Are Women Leading the Charge in Securing Their Financial Future?

By Jacqueline Reeves, AIFA®, PPC™, Director of Retirement Plan Services, Bryn Mawr Capital Management

Women are at the forefront of securing their financial futures, showcasing resilience, strategic planning, and an unwavering commitment to financial literacy. In an era where financial landscapes are constantly evolving, women’s involvement in financial planning has become more pronounced.

According to a survey conducted by Bryn Mawr Trust, an impressive 87% of women report feeling well-prepared financially for retirement. This confidence is attributed to their active participation in financial planning with nearly all women surveyed being involved to some extent. Additionally, the support from financial advisors plays a significant role in their preparedness.

From taking active roles in retirement planning to seeking the expertise of financial advisors, women are not only participating but leading the charge. Their growing presence in financial decision-making reflects a significant shift towards empowerment and self-sufficiency.

By prioritizing financial education, embracing shared decision-making, and leveraging professional advice, women are carving paths toward robust financial security. The proactive approach underscores their pivotal role in shaping not just their own financial destinies but also contributing to a broader narrative of financial inclusion and stability.

Preferred Learning Resources and Expert Consultation

  • Over half of the respondents (57%) favor professional financial advisors as their primary source for financial knowledge, followed by family members (40%) and online resources (37%).
  • Significant life events, such as the loss of a spouse or a negative experience with a financial advisor, prompt a considerable number of women to seek professional advice.

Insights into Financial Planning Practices among Women

  • Women’s involvement spans across various financial decision-making areas, including retirement planning (56%), trust and legacy planning (50%), investment management (50%), and tax planning (46%).
  • The research reveals that financial planning responsibilities are often shared, with 60% of women co-managing with their partners and 25% taking sole charge of their financial planning.
  • Age influences the distribution of responsibilities: 68% of women aged 40-49 share retirement planning duties, a contrast to more mature age groups, where a higher percentage report taking sole responsibility.
  • Confidence levels are high, with a majority feeling equipped to manage debts, support personal interests, afford leisure and travel, cover unexpected expenses, and maintain their lifestyle in retirement.

How are women shaping the landscape of retirement planning in today’s dynamic financial environment?

In today’s rapidly changing financial environment, women are pivotal influencers in the realm of retirement planning. Armed with an increasing desire for financial literacy and independence, they are steering their financial futures towards more secure horizons. By actively engaging in financial planning, seeking professional advice, and embracing shared decision-making within their households, women are reshaping the traditional landscape of retirement planning.

The research underscores the critical role women play in the economic well-being of their families and communities.
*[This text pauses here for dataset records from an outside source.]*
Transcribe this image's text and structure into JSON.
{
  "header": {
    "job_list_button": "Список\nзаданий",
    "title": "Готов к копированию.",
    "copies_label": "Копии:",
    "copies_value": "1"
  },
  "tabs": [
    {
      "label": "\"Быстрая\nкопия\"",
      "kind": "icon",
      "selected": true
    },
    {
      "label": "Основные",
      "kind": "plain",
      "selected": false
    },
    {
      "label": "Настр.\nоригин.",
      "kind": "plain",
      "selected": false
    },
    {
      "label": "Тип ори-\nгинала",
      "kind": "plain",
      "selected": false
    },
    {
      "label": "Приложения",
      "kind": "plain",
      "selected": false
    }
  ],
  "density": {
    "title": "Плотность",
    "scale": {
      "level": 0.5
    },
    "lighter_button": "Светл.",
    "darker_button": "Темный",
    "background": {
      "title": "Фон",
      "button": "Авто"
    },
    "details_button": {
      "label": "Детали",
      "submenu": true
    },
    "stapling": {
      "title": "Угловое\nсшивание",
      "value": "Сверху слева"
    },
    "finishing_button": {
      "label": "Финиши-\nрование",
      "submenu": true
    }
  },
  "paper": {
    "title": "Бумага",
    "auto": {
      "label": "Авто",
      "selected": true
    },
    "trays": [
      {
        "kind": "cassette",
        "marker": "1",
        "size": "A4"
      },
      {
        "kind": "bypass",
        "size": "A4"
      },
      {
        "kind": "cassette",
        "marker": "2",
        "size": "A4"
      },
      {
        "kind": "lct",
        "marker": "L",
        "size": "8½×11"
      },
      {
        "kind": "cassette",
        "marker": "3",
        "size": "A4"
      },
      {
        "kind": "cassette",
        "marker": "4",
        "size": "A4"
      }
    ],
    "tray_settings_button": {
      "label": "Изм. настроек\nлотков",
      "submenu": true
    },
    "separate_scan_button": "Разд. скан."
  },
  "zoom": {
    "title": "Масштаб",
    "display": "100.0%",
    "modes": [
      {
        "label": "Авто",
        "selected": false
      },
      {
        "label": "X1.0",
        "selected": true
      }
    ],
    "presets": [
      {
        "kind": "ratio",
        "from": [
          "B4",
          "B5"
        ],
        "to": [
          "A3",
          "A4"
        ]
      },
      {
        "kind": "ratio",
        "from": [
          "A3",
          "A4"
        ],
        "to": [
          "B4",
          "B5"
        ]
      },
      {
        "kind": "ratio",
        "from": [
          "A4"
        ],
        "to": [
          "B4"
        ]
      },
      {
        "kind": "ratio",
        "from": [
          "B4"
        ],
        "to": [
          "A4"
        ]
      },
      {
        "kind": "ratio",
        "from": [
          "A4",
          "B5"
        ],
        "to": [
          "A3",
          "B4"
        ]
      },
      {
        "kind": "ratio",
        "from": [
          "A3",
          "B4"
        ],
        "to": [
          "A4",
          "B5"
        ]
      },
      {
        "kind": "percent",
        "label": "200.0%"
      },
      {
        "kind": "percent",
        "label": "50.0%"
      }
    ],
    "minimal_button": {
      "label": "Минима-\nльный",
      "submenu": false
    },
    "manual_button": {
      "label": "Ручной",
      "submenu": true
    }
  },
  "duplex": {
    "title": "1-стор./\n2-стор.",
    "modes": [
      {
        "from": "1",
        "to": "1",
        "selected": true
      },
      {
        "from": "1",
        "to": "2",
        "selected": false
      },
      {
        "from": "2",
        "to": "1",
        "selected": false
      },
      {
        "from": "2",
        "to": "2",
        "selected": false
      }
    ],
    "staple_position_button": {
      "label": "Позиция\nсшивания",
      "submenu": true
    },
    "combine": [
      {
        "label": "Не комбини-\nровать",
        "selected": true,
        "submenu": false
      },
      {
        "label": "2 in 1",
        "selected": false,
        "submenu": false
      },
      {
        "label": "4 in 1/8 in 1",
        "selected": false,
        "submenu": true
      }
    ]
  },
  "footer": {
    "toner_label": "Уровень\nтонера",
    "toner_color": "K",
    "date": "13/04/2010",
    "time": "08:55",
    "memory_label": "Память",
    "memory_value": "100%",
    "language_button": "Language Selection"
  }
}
Given the constantly evolving landscape of financial regulations and retirement planning options, it is vital for women to stay informed and make educated decisions regarding their financial future.

Financial advisors are key resources in this regard, offering novel information on market dynamics and investment strategies to navigate risks and achieve financial goals effectively.

Marked by a blend of collaborative and independent strategies, their approach reflects a broader trend towards inclusivity and empowerment in financial decision-making.  As women navigate through investment management, planning, and legacy considerations, they are setting new benchmarks for financial preparedness, underscoring their role as key architects of their financial well-being and that of their communities.

Further Reading

The survey, which surveyed 826 women aged 40 and above with either a household income of $175,000+ or investable assets of $1 million+, provides detailed insights into how women are navigating their financial planning and retirement preparation. It highlights the importance of active participation and the value of professional advice in achieving financial readiness for retirement.

About the Author

Jacqueline Reeves is the Director of Retirement Plan Services with Bryn Mawr Capital Management. With more than 20 years of experience in wealth management, Jacqueline provides a foundation of research and analysis for retirement planning. She operates a central repository for research, process, and monitoring by developing a risk-adjusted return analysis that is used throughout the client base. Prior to joining the company, Reeves served as an institutional equity research analyst as well as director of research and head of financial institutions research at firms including Ryan Beck, Putnam Lovell, Citigroup, Janney Montgomery, CS First Boston, and Rothschild. She is a Board Certified Fiduciary™, AIFA®, and PPC™ designation. Reeves is a resource to the national media, including CNBC, Bloomberg television and radio, The Wall Street Journal, Business Week, and various other printed media.

Survey Methodology

The survey was conducted by research company Opinium. The sample included 826 national female respondents ages 40+ with either a household income of $175K+ or investable assets of $1M+. The online survey was conducted from December 14-18, 2023, with a margin of error of +/- 3.4 percent.